Molecule to atoms
Published on March 1, 2019 under the tag haskell, parsing, Alex, Happy
Codewars has a very interesting problem:
For a given chemical formula represented by a string, count the number of atoms of each element contained in the molecule and return an object
Either String [(String, Int)]
.
For example,
>>> parseMolecule "H2O" -- water
Right [("H",2),("O",1)]
>>> parseMolecule "Mg(OH)2" -- magnesium hydroxide
Right [("Mg",1),("O",2),("H",2)]
>>> parseMolecule "K4[ON(SO3)2]2" -- Fremy's salt
Right [("K",4),("O",14),("N",2),("S",4)]
>>> parseMolecule "pie"
Left "Not a valid molecule"
This is actually a parsing problem. Traditionally, parsing is considered as1 the front-end phase of a compiler which consists of two phases: lexical analysis and syntax analysis: lexical analysis takes a string a input and outputs a list of tokens (strings with an assigned and thus identified meaning); syntax analysis then consumes list of tokens and builds a data structure.

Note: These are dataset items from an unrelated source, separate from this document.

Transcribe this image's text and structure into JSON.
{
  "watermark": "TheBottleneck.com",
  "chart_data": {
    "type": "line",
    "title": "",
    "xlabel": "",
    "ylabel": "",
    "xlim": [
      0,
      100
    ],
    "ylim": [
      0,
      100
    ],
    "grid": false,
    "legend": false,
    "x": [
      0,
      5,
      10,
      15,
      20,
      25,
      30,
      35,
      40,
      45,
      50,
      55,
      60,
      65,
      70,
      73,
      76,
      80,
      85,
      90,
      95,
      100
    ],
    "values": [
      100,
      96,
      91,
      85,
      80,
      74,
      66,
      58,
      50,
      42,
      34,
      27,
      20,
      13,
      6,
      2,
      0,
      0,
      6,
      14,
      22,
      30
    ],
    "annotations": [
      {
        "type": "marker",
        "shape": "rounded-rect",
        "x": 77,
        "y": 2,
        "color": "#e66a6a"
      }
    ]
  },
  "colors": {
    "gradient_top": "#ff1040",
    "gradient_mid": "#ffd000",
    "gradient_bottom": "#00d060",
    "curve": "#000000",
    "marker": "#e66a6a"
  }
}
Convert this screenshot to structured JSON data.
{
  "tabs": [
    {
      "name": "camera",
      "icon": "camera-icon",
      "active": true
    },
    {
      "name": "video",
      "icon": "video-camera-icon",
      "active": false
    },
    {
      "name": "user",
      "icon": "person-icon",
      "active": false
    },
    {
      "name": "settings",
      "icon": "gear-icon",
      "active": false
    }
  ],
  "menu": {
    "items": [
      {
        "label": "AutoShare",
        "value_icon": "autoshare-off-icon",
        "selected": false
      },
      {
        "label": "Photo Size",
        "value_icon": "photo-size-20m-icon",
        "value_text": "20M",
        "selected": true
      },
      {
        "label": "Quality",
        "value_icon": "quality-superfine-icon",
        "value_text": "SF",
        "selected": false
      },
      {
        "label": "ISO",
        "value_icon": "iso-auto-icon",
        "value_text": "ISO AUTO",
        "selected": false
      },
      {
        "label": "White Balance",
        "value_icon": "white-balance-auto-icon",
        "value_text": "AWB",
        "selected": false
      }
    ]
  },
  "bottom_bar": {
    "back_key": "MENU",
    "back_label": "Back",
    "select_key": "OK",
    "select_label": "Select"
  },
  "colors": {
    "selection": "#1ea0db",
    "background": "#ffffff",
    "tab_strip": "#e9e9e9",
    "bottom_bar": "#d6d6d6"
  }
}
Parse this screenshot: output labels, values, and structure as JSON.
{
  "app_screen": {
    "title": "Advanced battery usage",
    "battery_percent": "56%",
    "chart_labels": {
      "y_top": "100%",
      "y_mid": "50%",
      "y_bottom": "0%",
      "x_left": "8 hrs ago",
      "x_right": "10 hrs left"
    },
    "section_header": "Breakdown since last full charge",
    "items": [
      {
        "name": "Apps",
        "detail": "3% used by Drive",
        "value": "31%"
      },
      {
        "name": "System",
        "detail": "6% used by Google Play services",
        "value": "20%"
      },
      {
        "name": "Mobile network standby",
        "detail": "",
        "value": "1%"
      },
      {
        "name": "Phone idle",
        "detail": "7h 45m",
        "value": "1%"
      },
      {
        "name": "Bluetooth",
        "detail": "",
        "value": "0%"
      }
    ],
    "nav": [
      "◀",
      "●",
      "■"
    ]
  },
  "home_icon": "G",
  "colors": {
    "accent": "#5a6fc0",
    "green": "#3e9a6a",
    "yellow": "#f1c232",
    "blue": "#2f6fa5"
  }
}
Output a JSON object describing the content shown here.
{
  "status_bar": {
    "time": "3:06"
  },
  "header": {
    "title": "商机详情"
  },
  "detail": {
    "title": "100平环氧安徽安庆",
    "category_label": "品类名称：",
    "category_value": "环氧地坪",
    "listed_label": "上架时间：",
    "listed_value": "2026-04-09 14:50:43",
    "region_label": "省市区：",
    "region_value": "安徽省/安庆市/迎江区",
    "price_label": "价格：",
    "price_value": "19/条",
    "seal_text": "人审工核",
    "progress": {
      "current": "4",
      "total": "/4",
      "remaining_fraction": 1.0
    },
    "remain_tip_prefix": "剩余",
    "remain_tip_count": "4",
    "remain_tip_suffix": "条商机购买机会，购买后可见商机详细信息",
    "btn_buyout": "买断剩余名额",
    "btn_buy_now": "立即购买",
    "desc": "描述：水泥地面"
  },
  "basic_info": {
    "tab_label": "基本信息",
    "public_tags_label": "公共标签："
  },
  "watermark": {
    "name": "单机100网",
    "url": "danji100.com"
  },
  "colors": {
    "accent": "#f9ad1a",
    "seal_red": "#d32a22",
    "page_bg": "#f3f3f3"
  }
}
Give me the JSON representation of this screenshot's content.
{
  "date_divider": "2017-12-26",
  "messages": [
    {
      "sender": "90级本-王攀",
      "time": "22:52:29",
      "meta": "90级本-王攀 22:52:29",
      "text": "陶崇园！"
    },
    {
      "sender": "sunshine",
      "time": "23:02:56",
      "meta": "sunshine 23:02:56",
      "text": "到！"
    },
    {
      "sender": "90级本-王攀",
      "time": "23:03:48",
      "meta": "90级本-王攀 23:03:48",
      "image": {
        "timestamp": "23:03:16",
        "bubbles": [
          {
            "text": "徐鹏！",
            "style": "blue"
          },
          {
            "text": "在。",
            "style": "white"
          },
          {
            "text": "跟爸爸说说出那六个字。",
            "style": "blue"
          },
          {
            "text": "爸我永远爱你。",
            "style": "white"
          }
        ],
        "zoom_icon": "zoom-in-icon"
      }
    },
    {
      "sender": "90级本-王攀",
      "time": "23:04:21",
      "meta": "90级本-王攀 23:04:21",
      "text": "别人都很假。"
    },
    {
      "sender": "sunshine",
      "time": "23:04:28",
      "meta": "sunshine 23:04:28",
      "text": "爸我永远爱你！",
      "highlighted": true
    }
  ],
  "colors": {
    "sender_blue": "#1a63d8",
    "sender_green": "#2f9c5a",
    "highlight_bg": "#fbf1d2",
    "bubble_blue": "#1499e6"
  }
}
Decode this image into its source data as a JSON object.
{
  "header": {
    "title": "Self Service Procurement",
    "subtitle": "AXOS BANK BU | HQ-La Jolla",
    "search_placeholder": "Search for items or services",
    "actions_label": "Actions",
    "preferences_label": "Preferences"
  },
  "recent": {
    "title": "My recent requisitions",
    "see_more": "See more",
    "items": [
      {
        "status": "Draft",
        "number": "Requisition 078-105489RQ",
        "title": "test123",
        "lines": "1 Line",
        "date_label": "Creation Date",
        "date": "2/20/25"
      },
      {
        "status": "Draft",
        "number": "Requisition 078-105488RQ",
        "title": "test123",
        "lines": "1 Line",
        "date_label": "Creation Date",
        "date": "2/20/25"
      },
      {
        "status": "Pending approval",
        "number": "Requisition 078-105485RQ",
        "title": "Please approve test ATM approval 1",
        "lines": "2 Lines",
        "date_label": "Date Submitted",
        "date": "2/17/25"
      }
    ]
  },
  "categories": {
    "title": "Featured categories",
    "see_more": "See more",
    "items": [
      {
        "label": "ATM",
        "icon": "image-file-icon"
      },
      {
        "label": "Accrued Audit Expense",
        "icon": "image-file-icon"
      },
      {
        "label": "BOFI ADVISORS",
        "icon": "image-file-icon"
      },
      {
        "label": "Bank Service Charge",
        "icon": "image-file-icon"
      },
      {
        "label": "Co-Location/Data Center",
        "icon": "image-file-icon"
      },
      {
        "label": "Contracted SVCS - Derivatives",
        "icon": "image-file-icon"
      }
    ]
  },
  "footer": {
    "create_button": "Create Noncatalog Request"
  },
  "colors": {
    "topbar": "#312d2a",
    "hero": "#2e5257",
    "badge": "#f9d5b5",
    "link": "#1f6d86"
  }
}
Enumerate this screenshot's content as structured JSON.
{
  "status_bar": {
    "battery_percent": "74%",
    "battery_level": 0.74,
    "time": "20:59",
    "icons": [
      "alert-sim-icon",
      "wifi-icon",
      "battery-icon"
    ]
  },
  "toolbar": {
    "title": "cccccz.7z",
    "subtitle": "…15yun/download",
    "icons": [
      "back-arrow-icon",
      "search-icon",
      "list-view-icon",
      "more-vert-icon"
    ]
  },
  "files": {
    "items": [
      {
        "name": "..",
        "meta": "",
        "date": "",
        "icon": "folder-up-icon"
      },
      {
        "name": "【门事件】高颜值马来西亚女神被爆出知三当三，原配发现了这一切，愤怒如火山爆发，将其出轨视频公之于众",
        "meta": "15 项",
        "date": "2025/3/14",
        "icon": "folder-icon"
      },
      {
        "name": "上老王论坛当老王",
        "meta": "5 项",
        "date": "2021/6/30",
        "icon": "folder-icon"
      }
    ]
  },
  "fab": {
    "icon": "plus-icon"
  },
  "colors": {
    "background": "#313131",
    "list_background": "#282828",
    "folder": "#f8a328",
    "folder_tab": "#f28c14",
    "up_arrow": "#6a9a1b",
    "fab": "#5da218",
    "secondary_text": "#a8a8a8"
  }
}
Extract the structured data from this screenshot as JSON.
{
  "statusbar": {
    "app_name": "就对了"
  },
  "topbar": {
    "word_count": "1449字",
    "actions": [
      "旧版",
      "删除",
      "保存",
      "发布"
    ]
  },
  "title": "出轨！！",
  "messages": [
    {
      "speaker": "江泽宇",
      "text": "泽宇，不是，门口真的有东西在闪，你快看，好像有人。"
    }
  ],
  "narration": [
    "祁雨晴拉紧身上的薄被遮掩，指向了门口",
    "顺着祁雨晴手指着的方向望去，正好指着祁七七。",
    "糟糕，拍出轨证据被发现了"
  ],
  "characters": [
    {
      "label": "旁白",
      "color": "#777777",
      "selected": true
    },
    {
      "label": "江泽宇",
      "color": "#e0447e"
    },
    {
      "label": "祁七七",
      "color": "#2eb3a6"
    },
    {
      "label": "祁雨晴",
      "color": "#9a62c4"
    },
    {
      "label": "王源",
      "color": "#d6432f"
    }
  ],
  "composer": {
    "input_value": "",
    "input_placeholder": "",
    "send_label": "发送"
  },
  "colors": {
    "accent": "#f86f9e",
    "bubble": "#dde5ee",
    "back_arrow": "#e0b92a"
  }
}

Haskell is particular suitable for building parsers. Indeed, its abstract data type is just the right representation of abstract syntax tree (AST), a common data structure produced by syntax analysis.
A typical Haskell parser is created by either parser combinators or Alex and Happy. A parser combinator is a higher-order function that accepts several parsers as input and returns a new parser as its output. It generally perform the lexical analysis and syntax analysis in one shot. Many libraries in Haskell help to create parser combinators, such as
- ReadP (built-in in base)
- Parsec
- Attoparsec
- Megaparsec
- Trifecta
Alex and Happy, on the other hand, are responsible for lexical and syntax analysis respectively. The are the Haskell equivalent of the famous Lex and Yacc tool chain.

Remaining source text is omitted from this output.